Creating Github Pull Requests

  • Begin by forking the main repository on github using the Fork button on the website for the COMUNDA repository:

    https://github.com/STEELISI/COMUNDA.git

  • Then clone (check out) your fork:

    git clone https://github.com/YOURACCOUNT/COMUNDA.git

  • Find the folder where the dataset you wish to offer corrections for is, and within that find the folder where our official labels reside

  • Create a git branch to save your changes in:

    git checkout -b your-chosen-name

  • Mark (add) any changed files you wish to submit for inclusion

    git add [changed-files]

  • Commit and push

    git commit -m 'some message here' git push origin your-chosen-name

  • Finally, go to COMUNDA Github and submit a pull request referencing the branch that you just pushed to your own forked copy. Make sure to provide a detailed explanation in your request about why you are suggesting the corrections you made.

Sending us a URL of changes

Alternatively, if you are unfamiliar with using git and GitHub, you may send us a request via the COMUNDA interface. On the COMUNDA Web page log in and then click on the Label Datasets link on the left.
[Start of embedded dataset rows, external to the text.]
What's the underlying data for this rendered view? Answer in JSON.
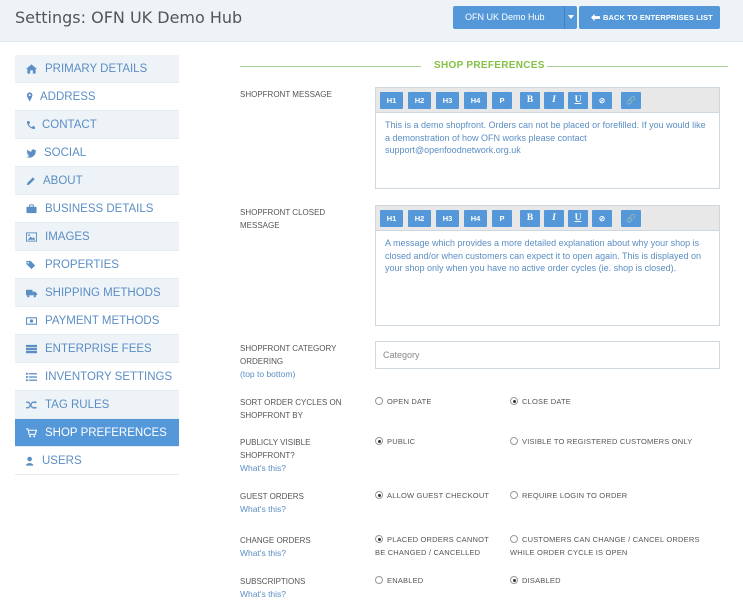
{
  "header": {
    "title": "Settings: OFN UK Demo Hub",
    "hub_select_value": "OFN UK Demo Hub",
    "back_label": "BACK TO ENTERPRISES LIST"
  },
  "sidebar": {
    "items": [
      {
        "label": "PRIMARY DETAILS",
        "icon": "home-icon"
      },
      {
        "label": "ADDRESS",
        "icon": "map-marker-icon"
      },
      {
        "label": "CONTACT",
        "icon": "phone-icon"
      },
      {
        "label": "SOCIAL",
        "icon": "twitter-icon"
      },
      {
        "label": "ABOUT",
        "icon": "pencil-icon"
      },
      {
        "label": "BUSINESS DETAILS",
        "icon": "briefcase-icon"
      },
      {
        "label": "IMAGES",
        "icon": "picture-icon"
      },
      {
        "label": "PROPERTIES",
        "icon": "tags-icon"
      },
      {
        "label": "SHIPPING METHODS",
        "icon": "truck-icon"
      },
      {
        "label": "PAYMENT METHODS",
        "icon": "money-icon"
      },
      {
        "label": "ENTERPRISE FEES",
        "icon": "tasks-icon"
      },
      {
        "label": "INVENTORY SETTINGS",
        "icon": "list-icon"
      },
      {
        "label": "TAG RULES",
        "icon": "random-icon"
      },
      {
        "label": "SHOP PREFERENCES",
        "icon": "shopping-cart-icon"
      },
      {
        "label": "USERS",
        "icon": "user-icon"
      }
    ],
    "active": "SHOP PREFERENCES"
  },
  "main": {
    "section_title": "SHOP PREFERENCES",
    "toolbar_buttons": [
      "H1",
      "H2",
      "H3",
      "H4",
      "P",
      "B",
      "I",
      "U",
      "⊘",
      "🔗"
    ],
    "shopfront_message": {
      "label": "SHOPFRONT MESSAGE",
      "text": "This is a demo shopfront. Orders can not be placed or forefilled. If you would like a demonstration of how OFN works please contact support@openfoodnetwork.org.uk"
    },
    "shopfront_closed_message": {
      "label_line1": "SHOPFRONT CLOSED",
      "label_line2": "MESSAGE",
      "text": "A message which provides a more detailed explanation about why your shop is closed and/or when customers can expect it to open again. This is displayed on your shop only when you have no active order cycles (ie. shop is closed)."
    },
    "category_ordering": {
      "label_line1": "SHOPFRONT CATEGORY",
      "label_line2": "ORDERING",
      "label_line3": "(top to bottom)",
      "placeholder": "Category"
    },
    "sort_order_cycles": {
      "label_line1": "SORT ORDER CYCLES ON",
      "label_line2": "SHOPFRONT BY",
      "option1": "OPEN DATE",
      "option2": "CLOSE DATE",
      "selected": "CLOSE DATE"
    },
    "publicly_visible": {
      "label_line1": "PUBLICLY VISIBLE",
      "label_line2": "SHOPFRONT?",
      "help": "What's this?",
      "option1": "PUBLIC",
      "option2": "VISIBLE TO REGISTERED CUSTOMERS ONLY",
      "selected": "PUBLIC"
    },
    "guest_orders": {
      "label": "GUEST ORDERS",
      "help": "What's this?",
      "option1": "ALLOW GUEST CHECKOUT",
      "option2": "REQUIRE LOGIN TO ORDER",
      "selected": "ALLOW GUEST CHECKOUT"
    },
    "change_orders": {
      "label": "CHANGE ORDERS",
      "help": "What's this?",
      "option1_line1": "PLACED ORDERS CANNOT",
      "option1_line2": "BE CHANGED / CANCELLED",
      "option2_line1": "CUSTOMERS CAN CHANGE / CANCEL ORDERS",
      "option2_line2": "WHILE ORDER CYCLE IS OPEN",
      "selected": "PLACED ORDERS CANNOT BE CHANGED / CANCELLED"
    },
    "subscriptions": {
      "label": "SUBSCRIPTIONS",
      "help": "What's this?",
      "option1": "ENABLED",
      "option2": "DISABLED",
      "selected": "DISABLED"
    }
  },
  "colors": {
    "accent": "#5498da",
    "section_green": "#86c047",
    "link_blue": "#5b8ec4"
  }
}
This will enable you to provide us a URL with the materials and changes that describe your label correction. Please make sure to provide:

  • Your reasoning for the correction
  • A file with corrected labels and unique record IDs (ideally corrected labels would be in the format that the original labels)

Share New Labels

For creating new labels, use the same process as described in the above instructions for correcting labels. But, instead of modifying existing files, create an entirely new folder instead for your newly created labels. Name this new folder in a way that denotes your or your research group's identity and the purpose of the labels (e.g., JMirkovic-ddos-attack).

Place the following information and files into the folder:

  • In a README.md file include:
    • your name and contact information.
    • The label format used in your labeling files. Make sure to explain the meaning and purpose for each label.
  • The labels you want to contribute either in the form of a file containing the labels, or as a program or script to execute for generating the labels given the dataset files.
  • Provide instructions and/or examples how to use the labels or run your program or script and the inputs it needs.
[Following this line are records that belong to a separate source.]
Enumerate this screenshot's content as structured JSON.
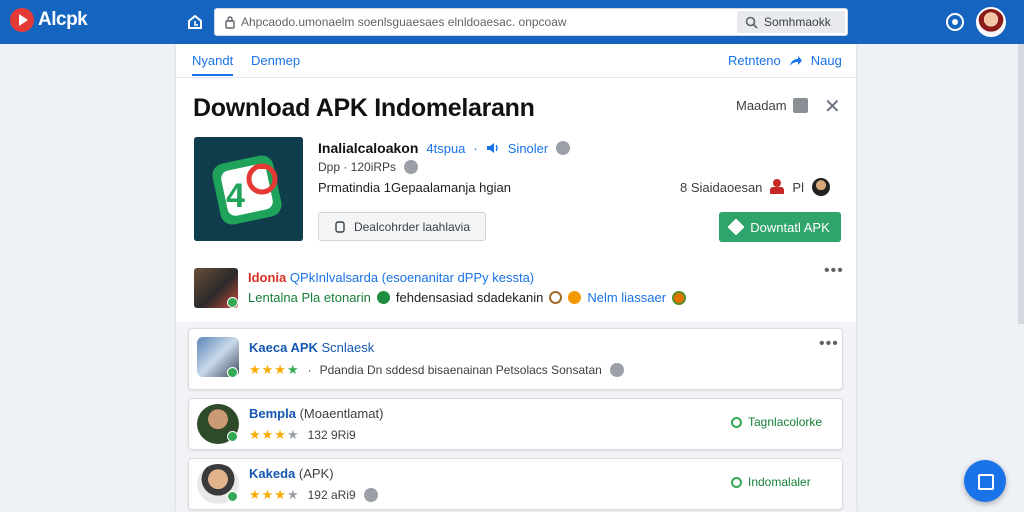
{
  "topbar": {
    "logo_text": "Alcpk",
    "search_text": "Ahpcaodo.umonaelm soenlsguaesaes elnldoaesac. onpcoaw",
    "search_button": "Somhmaokk"
  },
  "tabs": {
    "primary": "Nyandt",
    "secondary": "Denmep",
    "right_label": "Retnteno",
    "right_link": "Naug"
  },
  "header": {
    "title": "Download APK Indomelarann",
    "action_label": "Maadam"
  },
  "app": {
    "name": "Inalialcaloakon",
    "downloads": "4tspua",
    "developer": "Sinoler",
    "specs": "Dpp · 120iRPs",
    "description": "Prmatindia 1Gepaalamanja hgian",
    "rank": "8 Siaidaoesan",
    "rank_tag": "Pl",
    "secondary_button": "Dealcohrder laahlavia",
    "primary_button": "Downtatl APK"
  },
  "feature": {
    "title_red": "Idonia",
    "title_rest": "QPkInlvalsarda (esoenanitar dPPy kessta)",
    "sub_green": "Lentalna Pla etonarin",
    "sub_mid": "fehdensasiad sdadekanin",
    "sub_blue": "Nelm liassaer"
  },
  "cards": [
    {
      "title": "Kaeca APK",
      "title_rest": "Scnlaesk",
      "stars": "★★★",
      "stars_off": "",
      "meta": "Pdandia Dn sddesd bisaenainan Petsolacs Sonsatan",
      "action": ""
    },
    {
      "title": "Bempla",
      "title_rest": "(Moaentlamat)",
      "stars": "★★★",
      "stars_off": "",
      "meta": "132 9Ri9",
      "action": "Tagnlacolorke"
    },
    {
      "title": "Kakeda",
      "title_rest": "(APK)",
      "stars": "★★★",
      "stars_off": "",
      "meta": "192 aRi9",
      "action": "Indomalaler"
    }
  ],
  "colors": {
    "topbar": "#1565c0",
    "primary_button": "#2fa46b",
    "link": "#1a73e8"
  }
}
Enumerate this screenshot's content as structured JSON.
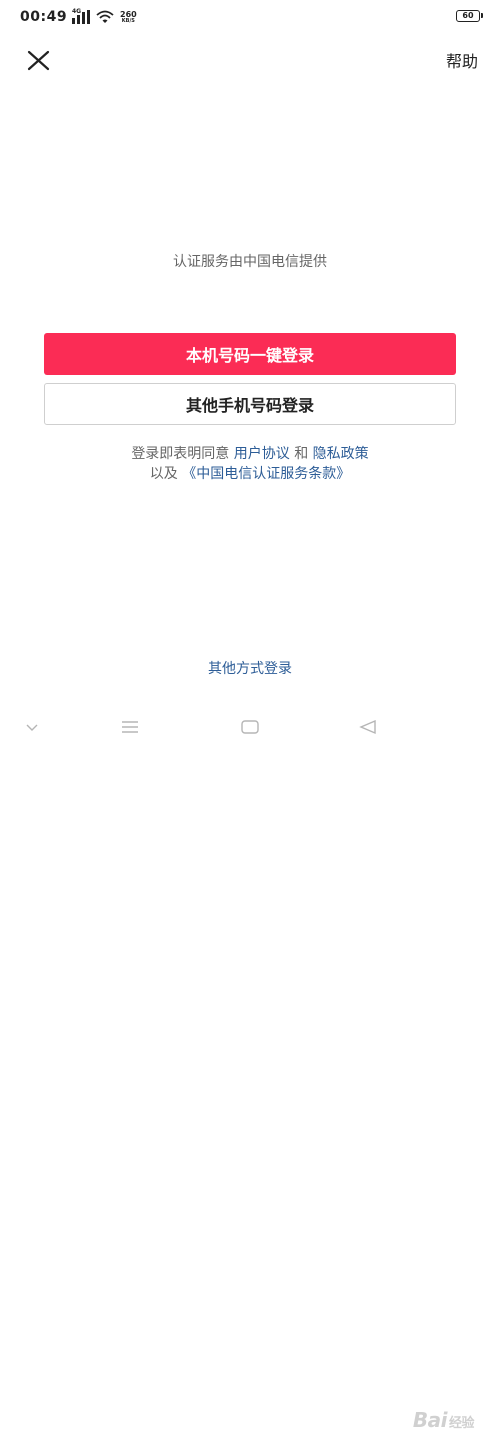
{
  "status_bar": {
    "time": "00:49",
    "network_label": "4G",
    "net_speed_value": "260",
    "net_speed_unit": "KB/S",
    "battery": "60",
    "icons": [
      "signal-icon",
      "wifi-icon",
      "battery-icon"
    ]
  },
  "header": {
    "close_icon": "close-icon",
    "help_label": "帮助"
  },
  "main": {
    "provider_text": "认证服务由中国电信提供",
    "one_click_login_label": "本机号码一键登录",
    "other_phone_login_label": "其他手机号码登录"
  },
  "agreement": {
    "prefix": "登录即表明同意",
    "user_agreement": "用户协议",
    "and": "和",
    "privacy_policy": "隐私政策",
    "and_also": "以及",
    "telecom_terms": "《中国电信认证服务条款》"
  },
  "footer": {
    "other_login_label": "其他方式登录"
  },
  "nav_bar": {
    "icons": [
      "collapse-chevron-icon",
      "menu-icon",
      "home-icon",
      "back-icon"
    ]
  },
  "watermark": {
    "brand": "Bai",
    "suffix": "经验"
  },
  "colors": {
    "primary": "#fb2c55",
    "link": "#2d5d97",
    "muted_text": "#666666",
    "border": "#cfcfcf"
  }
}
Finally, push your forked GitHub branch to github (git push origin your-chosen-name) and then create a pull request at COMUNDA Github as described above. Make sure to offer a detailed explanation in your request about the reasoning for the labels you suggested and the labeling algorithm you implemented.

Example scenario

For example, if I were to label DDoS attacks on a large dataset containing Netflow records, I may choose to have labels in the format of attack events that include the start time of attack (in UTC), the stop time of attack, the target, the type of attack or the attack traffic's signature. I would specify the format of any files containing this information in a newly created README.md file, along with any other pertinent information. I would then place the events into a label file (potentially a CSV, JSON or tab-separated format). I might also provide a program or script to read the Netflow records and create a label file that's output would include a unique record ID (for example timestamp,sourceIP,sourceport,destIP,destport) and an associated label (e.g. "attack" or "ddos"). I would put the full example of the command line needed for running my program in the README.md file.

Sending us a URL

You may also send us a URL containing all of the information needed for a new set of dataset labels.

To do so, log into the COMUNDA Web page and click on the Label Datasets link on the left-hand side. This will provide you a form to fill out with a URL pointing to your materials to download, and a textbox to please a description in that describes your proposed labels. Like the above, please provide:

  • In a README.md file include:
    • your name and contact information.
    • The label format used in your labeling files. Make sure to explain the meaning and purpose for each label.
  • The labels you want to contribute either in the form of a file containing the labels, or as a program or script to execute for generating the labels given the dataset files.
  • Provide instructions and/or examples how to use the labels or run your program or script and the inputs it needs.